A nomenclatura “Medicina Integrativa”, trazida primeiramente pelo Dr. Andrew Weil  nos Estados Unidos em 1990, compactua com o conceito de integrar as práticas complementares, terapias alternativas e outras medicinas ancestrais e populares, com a alopatia. Não se trata de uma especialidade médica. Diferentemente do conceito da medicina alternativa surgido na contra-cultura, a medicina integrativa não descarta ou subjuga o diagnóstico, metodologias e tratamentos da medicina ocidental. A Integratividade provoca a inclusão das diferenças, dos vários aspectos do indivíduo humano, bem como uma reformulação na forma como o ser humano é acolhido e tratado em suas enfermidades. Na corrente ativista da medicina integrativa há uma reivindicação de estudos científicos para embasar e respaldar as práticas complementares e tecnologias ancestrais.

A luta do Dr. Weil trouxe resultados, e desde 1991, os Estados Unidos contam com  o Centro Nacional de Saúde Complementar e Integrativa (NCCIH). Uma agência governamental que explora a medicina complementar e alternativa (CAM) e promove investimentos para desenvolvimento de pesquisas norte-americanas nessa área. Através de investigação científica rigorosa, a NCCIH visa definir a utilidade e segurança das intervenções complementares e integrativas, seu papel na melhoria da saúde e da assistência em saúde.

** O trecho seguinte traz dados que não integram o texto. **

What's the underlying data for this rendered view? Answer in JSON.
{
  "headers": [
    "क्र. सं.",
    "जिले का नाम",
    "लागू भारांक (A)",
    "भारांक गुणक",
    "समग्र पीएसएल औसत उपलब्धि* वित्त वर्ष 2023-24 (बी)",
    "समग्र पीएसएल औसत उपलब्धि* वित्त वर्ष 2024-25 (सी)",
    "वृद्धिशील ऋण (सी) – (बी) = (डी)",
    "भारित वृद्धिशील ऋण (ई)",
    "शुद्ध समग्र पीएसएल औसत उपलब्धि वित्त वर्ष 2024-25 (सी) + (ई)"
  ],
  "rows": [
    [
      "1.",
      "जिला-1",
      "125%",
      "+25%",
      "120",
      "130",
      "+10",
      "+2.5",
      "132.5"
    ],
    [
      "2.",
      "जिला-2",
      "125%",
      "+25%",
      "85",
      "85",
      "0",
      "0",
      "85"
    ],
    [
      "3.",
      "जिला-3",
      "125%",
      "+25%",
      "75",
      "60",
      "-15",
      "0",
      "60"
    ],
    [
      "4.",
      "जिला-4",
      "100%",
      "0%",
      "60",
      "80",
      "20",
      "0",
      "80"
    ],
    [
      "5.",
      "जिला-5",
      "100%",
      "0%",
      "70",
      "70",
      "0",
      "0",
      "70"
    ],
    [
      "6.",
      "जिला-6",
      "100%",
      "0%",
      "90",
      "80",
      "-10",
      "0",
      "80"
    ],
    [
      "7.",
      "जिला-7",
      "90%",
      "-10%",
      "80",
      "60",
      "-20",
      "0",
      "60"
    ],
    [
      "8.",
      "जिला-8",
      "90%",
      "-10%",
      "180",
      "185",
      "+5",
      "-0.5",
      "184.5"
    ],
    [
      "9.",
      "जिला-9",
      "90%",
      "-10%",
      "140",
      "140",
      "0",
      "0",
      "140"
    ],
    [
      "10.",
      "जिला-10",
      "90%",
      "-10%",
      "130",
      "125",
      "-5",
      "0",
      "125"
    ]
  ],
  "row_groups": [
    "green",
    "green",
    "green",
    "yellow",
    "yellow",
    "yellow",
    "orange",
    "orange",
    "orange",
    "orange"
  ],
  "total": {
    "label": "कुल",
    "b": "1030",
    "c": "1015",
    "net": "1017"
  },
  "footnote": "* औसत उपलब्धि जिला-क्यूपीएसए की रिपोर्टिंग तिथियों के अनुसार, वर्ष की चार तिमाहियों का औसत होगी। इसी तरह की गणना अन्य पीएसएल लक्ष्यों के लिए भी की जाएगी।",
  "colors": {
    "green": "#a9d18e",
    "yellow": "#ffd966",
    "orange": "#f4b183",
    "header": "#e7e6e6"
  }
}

A medicina integrativa se ancora na consciência da co-responsabilidade do enfermo em se curar. Uma inovação na conservadora postura hierárquica do médico. Há uma parceria do médico e seu paciente para a manutenção da saúde, onde a empatia, a paciência e a humanização no atendimento são essenciais. O paciente deixa de receber passivamente o tratamento para uma doença e passa a participar ativamente no processo, como ator principal de sua própria saúde. Para tanto, alguns profissionais defendem o termo ‘’interagente’’ ao invés de paciente ou cliente, a fim de ancorar a ressignificação dessa passividade, sem pendular para a mercantilização. Afinal, a saúde não é um produto, e sim um direito de todos, e um dever do Estado.